A short, interesting video which speaks the truth about what is happening.
How would you know that it is the truth? Just because it agrees with you does not make it right. Were there claims put through peer review? By the way the claim that Robert Malone "invented" the mRNA vaccine has been debunked. He had a hand in its early development, but in no way is he justified in such a bold claim. When your source relies upon a dishonest person that overplays his own part in something. Robert Malone discovered a way to enter mRNA into a cell where it would go on to make a protein. But that is only one small part of inventing a vaccine. It is comparable to the person the inventing the drivetrain to claim that he invented the car. He would have had a sizable hand in it, but he could not claim to be the sole inventor.

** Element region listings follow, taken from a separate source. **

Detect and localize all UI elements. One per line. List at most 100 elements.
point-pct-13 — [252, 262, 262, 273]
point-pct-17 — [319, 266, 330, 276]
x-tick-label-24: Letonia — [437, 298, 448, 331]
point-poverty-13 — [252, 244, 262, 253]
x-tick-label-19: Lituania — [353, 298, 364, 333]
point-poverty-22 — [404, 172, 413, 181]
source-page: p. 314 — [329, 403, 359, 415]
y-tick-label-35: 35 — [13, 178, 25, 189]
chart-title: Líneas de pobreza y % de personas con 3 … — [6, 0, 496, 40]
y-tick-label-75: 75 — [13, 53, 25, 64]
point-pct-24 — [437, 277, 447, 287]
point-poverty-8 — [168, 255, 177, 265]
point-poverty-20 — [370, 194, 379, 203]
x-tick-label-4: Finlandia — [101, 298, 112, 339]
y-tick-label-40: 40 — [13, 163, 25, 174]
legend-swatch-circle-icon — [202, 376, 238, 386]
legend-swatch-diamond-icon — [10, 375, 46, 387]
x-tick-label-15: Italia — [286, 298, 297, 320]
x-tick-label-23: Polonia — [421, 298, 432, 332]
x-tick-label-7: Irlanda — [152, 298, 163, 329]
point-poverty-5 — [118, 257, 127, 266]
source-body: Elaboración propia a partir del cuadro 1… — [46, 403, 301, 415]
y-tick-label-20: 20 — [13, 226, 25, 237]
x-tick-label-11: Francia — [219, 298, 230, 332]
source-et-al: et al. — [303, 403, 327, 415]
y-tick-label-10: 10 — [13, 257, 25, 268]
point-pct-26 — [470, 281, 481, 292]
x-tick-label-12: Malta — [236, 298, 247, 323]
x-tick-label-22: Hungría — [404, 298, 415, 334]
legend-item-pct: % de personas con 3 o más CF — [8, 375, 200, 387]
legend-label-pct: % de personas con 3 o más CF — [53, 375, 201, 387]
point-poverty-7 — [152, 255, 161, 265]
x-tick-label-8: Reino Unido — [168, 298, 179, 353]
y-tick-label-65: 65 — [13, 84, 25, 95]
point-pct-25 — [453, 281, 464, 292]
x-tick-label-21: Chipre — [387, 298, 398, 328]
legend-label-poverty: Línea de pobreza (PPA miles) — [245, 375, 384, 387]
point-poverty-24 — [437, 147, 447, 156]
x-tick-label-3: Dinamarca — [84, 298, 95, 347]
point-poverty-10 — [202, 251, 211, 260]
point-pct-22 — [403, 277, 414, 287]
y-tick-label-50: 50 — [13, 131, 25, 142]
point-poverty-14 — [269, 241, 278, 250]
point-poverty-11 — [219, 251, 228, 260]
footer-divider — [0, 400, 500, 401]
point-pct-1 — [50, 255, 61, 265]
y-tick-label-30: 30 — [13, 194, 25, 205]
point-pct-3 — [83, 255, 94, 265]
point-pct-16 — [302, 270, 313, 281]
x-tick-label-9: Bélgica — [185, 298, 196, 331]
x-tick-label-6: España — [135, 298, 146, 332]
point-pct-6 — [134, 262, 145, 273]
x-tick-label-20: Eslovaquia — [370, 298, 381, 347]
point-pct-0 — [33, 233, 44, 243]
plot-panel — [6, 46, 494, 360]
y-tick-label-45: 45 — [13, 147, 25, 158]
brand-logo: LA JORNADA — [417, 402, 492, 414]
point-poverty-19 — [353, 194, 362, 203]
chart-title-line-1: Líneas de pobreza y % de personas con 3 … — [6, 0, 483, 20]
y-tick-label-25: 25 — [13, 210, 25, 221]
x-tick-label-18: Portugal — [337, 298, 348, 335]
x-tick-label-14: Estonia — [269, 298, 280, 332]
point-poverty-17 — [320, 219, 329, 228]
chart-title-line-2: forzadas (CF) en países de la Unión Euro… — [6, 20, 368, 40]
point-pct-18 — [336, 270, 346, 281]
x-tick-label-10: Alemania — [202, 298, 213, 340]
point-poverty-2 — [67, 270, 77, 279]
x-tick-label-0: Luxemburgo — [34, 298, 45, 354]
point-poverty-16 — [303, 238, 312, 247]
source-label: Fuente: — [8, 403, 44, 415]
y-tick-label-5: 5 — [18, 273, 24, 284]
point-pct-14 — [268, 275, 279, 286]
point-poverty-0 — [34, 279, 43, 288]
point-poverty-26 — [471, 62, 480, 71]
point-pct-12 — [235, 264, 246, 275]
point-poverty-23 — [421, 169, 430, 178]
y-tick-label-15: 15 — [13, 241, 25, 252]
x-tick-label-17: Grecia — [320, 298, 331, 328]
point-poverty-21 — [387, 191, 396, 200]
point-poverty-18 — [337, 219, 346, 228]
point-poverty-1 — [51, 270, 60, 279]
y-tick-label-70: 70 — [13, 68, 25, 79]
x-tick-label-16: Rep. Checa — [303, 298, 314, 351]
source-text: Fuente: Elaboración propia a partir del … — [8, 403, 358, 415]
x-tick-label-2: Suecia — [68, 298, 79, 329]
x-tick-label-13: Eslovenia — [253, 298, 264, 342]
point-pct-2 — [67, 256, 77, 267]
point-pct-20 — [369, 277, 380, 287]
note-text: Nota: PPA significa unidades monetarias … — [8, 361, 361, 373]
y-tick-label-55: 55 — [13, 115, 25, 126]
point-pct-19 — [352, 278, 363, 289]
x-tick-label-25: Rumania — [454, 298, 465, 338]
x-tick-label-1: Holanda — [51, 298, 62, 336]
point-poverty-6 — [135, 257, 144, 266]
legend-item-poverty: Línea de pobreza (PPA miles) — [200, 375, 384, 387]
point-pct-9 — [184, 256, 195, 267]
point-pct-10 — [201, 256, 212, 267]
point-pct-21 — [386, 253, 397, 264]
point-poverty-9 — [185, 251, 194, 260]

You might want to read more about him here:
https://www.theatlantic.com/science...lone-vaccine-inventor-vaccine-skeptic/619734/
Perhaps he is a bit antagonistic to the vaccine because it was developed to late for him:
"His concerns are personal, too. Malone contracted COVID-19 in February 2020, and later got the Moderna vaccine in hopes that it would alleviate his long-haul symptoms. Now he believes the injections made his symptoms worse: He still has a cough and is dealing with hypertension and reduced stamina, among other maladies. “My body will never be the same,” he told me. In media appearances, he often notes that he has colleagues in the government and at universities who agree with him and are privately cheering him on. I spoke with several of these people—vaccine scientists and biotech consultants, suggested by Malone himself— and that is not what they told me. The portrait they paint of Malone is of an insightful researcher who can be headstrong. They related accounts of him, pre-pandemic, getting booted from projects because he was hard to communicate with and unwilling to compromise. (Malone has acknowledged his penchant for butting heads with fellow scientists.) And they are taken aback by his emergence as a vaccine skeptic. One called his eagerness to appear on less-than-reputable podcasts “naive,” while another said he thought Malone’s public rhetoric had “migrated from extrapolated assertions to sensational assertions.” Stan Gromkowski, a cellular immunologist who did work on mRNA vaccines in the early 1990s and views Malone as an underappreciated pioneer, put it this way: “He’s (deleted) up his chances for a Nobel Prize.”
According to the very scientists that he said that supported him he overstates his case.
Does he deserve recognition? I would say yes. But he has ruined any chance of getting a Nobel for his work by overstating his case and spreading disinformation.